Where are we as a nation?

It depends on who you ask and their political identification. For many conservatives, they might say they feel alienated.

A PRRI “American Values” survey finds 47% of Americans say they feel like a stranger living in their own country, while 51% say they’re fine with the way things are.

It’s when you break it down by political party that you find the divide. Many Republicans are lost in America.

“Because more of the culture has changed in a dramatic way, and it’s changed in a way they didn’t want,” says American Spectator publisher Melissa McKenzie.

Six in ten Republicans report a sense of estrangement, a longing for a simpler time. Half of the country says life was better in 1950 and half say it wasn’t, the line of demarcation along party lines; 64% of Republicans say things are worse, 60% of Democrats say things are better.

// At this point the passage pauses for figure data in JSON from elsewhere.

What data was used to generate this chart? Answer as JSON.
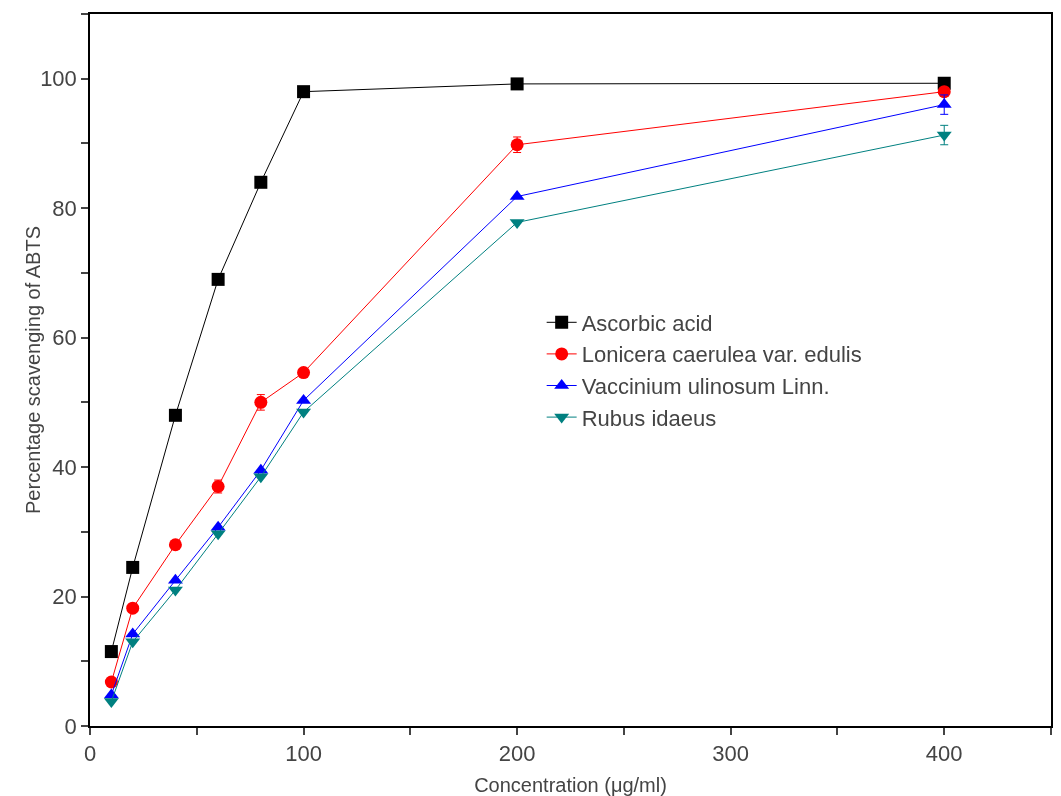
{
  "chart_data": {
    "type": "line",
    "xlabel": "Concentration (μg/ml)",
    "ylabel": "Percentage scavenging of ABTS",
    "x": [
      10,
      20,
      40,
      60,
      80,
      100,
      200,
      400
    ],
    "series": [
      {
        "name": "Ascorbic acid",
        "color": "#000000",
        "marker": "square",
        "values": [
          11.5,
          24.5,
          48,
          69,
          84,
          98,
          99.2,
          99.3
        ]
      },
      {
        "name": "Lonicera caerulea var. edulis",
        "color": "#ff0000",
        "marker": "circle",
        "values": [
          6.8,
          18.2,
          28,
          37,
          50,
          54.6,
          89.8,
          98
        ],
        "errors": [
          null,
          null,
          null,
          1,
          1.2,
          null,
          1.2,
          null
        ]
      },
      {
        "name": "Vaccinium ulinosum Linn.",
        "color": "#0000ff",
        "marker": "triangle",
        "values": [
          4.8,
          14.2,
          22.5,
          30.7,
          39.5,
          50.3,
          81.8,
          96
        ],
        "errors": [
          null,
          null,
          null,
          null,
          null,
          null,
          null,
          1.5
        ]
      },
      {
        "name": "Rubus idaeus",
        "color": "#008080",
        "marker": "triangle-down",
        "values": [
          3.8,
          13,
          21,
          29.7,
          38.5,
          48.5,
          77.8,
          91.3
        ],
        "errors": [
          null,
          null,
          null,
          null,
          null,
          null,
          null,
          1.5
        ]
      }
    ],
    "xlim": [
      0,
      450
    ],
    "ylim": [
      0,
      110
    ],
    "xticks": [
      0,
      {
        "value": 50,
        "label": null
      },
      100,
      {
        "value": 150,
        "label": null
      },
      200,
      {
        "value": 250,
        "label": null
      },
      300,
      {
        "value": 350,
        "label": null
      },
      400,
      {
        "value": 450,
        "label": null
      }
    ],
    "yticks": [
      0,
      {
        "value": 10,
        "label": null
      },
      20,
      {
        "value": 30,
        "label": null
      },
      40,
      {
        "value": 50,
        "label": null
      },
      60,
      {
        "value": 70,
        "label": null
      },
      80,
      {
        "value": 90,
        "label": null
      },
      100,
      {
        "value": 110,
        "label": null
      }
    ],
    "grid": false,
    "legend": "right",
    "line_style": "solid"
  }
}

McKenzie cites as an example the 2008 California ballot measure permitting gay marriage.  “Gay marriage in California was voted down, and the Supreme Court changed it.  The will of nine people were imposed on a whole state,” she says.  In 2018, a Gallup poll finds 67% of Americans now approve of gay marriage.  In 1996, it was 27%.

The black-and-white days of Mayberry RFD have faded into the past with Make Room for Daddy and Leave it To Beaver. “Maybe people are pining for a time when life was simpler.  Technology has complicated things and distanced us from one another,” McKenzie says.